Tegenwoordig komen er meer landen waar gezocht wordt naar orde en recht. Italië en Japan proberen hun maffia te beteugelen, dit is uniek in de geschiedenis. Nog nooit hebben volken, op het joodse volk na misschien, zich hiervoor ingespannen. In Brazilië weet men dat de misdaad en de onveiligheid in het land, de economische groei met meer dan 2% per jaar vermindert.

Zuid Korea is bezig protestants te worden. Men is de corruptie en het onrecht serieus aan het bestrijden. Studenten maar ook de andere bevolking nemen het allemaal niet meer. Dit land heeft misschien, meer dan Japan, de mogelijkheid een grote macht te worden, omdat alle grote machten sinds de Middeleeuwen christelijk waren, en macht hadden, recht evenredig naar de mate van het volgen van de Bijbel. Overeenkomstig de uitspraken van Mozes in Levíticus, het hoofdstuk 'Zegen en vloek'.

De Verenigde Staten hebben als eerste kolonisten de puriteinen gehad, er kwamen ook veel quakers en andere, uit Engeland verbannen calvinisten. Deze hebben daar dezelfde invloed gehad als de calvinisten in Nederland en ook een staat gevormd waar ieder mens een stem had, en waar men ook een klein beetje betrouwbaarder was dan in andere landen. Het gevolg is dat al sinds het begin van deze eeuw, de Verenigde Staten, ook mede door hun grootte, het machtigste land is. Met de meest stabiele economie.
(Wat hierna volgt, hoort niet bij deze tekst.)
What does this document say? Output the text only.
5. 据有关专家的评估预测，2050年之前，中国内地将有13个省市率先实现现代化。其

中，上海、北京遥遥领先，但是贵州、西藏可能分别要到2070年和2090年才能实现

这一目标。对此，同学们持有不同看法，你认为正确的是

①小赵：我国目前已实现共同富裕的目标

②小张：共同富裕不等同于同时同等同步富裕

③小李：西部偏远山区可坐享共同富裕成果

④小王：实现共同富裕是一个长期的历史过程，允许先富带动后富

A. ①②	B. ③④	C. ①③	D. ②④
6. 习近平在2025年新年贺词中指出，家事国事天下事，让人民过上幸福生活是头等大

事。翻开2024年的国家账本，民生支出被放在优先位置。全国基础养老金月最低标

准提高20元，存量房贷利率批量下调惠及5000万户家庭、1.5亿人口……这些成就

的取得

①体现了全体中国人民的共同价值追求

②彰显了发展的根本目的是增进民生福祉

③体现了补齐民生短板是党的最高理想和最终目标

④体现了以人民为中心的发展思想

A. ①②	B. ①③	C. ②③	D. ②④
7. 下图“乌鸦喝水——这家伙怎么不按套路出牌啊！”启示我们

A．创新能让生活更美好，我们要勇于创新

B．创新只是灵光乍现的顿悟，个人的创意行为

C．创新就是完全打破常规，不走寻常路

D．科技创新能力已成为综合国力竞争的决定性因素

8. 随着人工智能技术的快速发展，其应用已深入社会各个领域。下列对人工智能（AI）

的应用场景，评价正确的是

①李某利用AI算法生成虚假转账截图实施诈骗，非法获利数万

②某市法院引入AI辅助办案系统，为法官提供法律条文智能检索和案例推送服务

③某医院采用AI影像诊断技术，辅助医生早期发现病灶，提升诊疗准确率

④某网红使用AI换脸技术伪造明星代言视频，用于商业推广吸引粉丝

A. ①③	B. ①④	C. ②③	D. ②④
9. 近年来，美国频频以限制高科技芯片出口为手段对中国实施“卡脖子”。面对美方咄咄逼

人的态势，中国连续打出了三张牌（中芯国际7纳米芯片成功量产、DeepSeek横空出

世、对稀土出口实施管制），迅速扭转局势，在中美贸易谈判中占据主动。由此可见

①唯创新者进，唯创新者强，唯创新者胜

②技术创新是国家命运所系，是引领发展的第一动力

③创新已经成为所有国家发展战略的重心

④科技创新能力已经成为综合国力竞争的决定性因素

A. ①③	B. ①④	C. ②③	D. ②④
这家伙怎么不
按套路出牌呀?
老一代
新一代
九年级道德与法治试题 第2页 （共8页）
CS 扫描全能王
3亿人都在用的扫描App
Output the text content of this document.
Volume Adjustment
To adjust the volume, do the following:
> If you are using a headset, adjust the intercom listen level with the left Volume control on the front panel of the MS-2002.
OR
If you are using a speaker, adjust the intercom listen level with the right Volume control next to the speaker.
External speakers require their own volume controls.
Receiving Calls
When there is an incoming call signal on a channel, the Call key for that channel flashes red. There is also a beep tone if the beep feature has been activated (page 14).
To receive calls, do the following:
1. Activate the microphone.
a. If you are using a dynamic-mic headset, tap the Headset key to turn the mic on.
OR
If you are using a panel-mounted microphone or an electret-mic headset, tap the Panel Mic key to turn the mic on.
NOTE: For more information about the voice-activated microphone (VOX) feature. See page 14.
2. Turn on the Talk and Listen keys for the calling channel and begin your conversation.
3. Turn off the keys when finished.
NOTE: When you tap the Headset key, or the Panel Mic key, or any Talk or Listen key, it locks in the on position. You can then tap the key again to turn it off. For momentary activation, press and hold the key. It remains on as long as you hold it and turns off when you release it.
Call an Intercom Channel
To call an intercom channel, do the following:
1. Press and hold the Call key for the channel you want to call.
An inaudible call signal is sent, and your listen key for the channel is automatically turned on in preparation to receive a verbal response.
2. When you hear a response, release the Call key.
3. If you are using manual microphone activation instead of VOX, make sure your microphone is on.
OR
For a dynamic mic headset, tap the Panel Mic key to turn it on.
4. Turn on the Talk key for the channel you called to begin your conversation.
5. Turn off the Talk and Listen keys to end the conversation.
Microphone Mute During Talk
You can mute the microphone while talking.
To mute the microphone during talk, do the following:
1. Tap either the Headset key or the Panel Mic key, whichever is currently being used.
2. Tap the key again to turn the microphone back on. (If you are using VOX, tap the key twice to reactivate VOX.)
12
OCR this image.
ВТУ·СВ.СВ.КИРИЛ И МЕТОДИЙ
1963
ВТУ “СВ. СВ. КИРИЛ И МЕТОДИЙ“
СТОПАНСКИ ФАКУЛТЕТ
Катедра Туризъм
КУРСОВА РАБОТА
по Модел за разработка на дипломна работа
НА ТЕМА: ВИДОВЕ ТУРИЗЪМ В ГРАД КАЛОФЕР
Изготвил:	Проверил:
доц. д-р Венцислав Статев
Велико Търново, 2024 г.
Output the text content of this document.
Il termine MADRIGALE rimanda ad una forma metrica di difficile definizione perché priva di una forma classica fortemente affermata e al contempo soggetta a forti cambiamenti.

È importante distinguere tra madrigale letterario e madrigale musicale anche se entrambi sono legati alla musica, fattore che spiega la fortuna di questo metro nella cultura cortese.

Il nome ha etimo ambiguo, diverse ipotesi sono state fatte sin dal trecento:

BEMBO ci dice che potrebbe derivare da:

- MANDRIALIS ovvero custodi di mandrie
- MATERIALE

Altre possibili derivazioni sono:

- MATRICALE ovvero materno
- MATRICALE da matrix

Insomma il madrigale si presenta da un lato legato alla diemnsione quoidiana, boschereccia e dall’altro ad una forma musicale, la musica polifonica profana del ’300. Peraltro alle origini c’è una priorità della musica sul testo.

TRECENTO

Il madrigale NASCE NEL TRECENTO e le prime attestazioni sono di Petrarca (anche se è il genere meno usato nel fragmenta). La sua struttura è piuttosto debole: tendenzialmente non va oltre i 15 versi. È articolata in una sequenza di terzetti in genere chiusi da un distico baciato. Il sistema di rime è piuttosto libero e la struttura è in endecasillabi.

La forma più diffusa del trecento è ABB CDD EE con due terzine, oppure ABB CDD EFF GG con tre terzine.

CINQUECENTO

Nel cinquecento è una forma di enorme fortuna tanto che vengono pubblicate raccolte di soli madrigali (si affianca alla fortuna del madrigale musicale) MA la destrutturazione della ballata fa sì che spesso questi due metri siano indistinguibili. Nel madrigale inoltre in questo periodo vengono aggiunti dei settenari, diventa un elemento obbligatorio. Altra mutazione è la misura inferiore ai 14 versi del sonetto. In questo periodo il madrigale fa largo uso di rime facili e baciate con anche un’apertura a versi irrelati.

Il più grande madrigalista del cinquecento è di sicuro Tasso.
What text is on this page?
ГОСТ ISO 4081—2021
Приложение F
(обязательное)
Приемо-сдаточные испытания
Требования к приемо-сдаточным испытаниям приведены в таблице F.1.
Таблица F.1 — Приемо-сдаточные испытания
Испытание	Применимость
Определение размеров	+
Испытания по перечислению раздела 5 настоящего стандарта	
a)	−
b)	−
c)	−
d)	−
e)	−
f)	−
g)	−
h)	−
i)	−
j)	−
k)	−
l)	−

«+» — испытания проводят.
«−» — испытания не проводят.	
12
Enkele jaren geleden waren de Amerikanen nog doodsbang voor de industriële ontwikkeling van Japan, omdat deze de Verenigde Staten dreigden weg te drukken als economisch leider. Na heel korte tijd zakte de Japanse groei ineen, terwijl dit, in de Verenigde Staten na een eeuw weelde en welvaart, nog steeds niet gebeurd is. Bovendien wisten de economen onmiddellijk waar de oorzaak lag in Japan, en wel bij de onderwereld en de corruptie in het ambtenaren apparaat en de politieke partijen. Hier speelt ook weer de discipline een rol. Het Japanse volk is sterk gedisciplineerd maar anders dan de christenen. De werkdiscipline en ook de zelfdiscipline zijn er de oorzaak van dat Japan zo sterk en snel kon groeien, maar de Japanner heeft niet van de Bijbel geleerd dat je ook je naaste moet liefhebben en dat je je naaste niet mag bedriegen, en dat je niet alleen beleefd en correct, maar ook vriendelijk en behulpzaam voor je medemens moet zijn.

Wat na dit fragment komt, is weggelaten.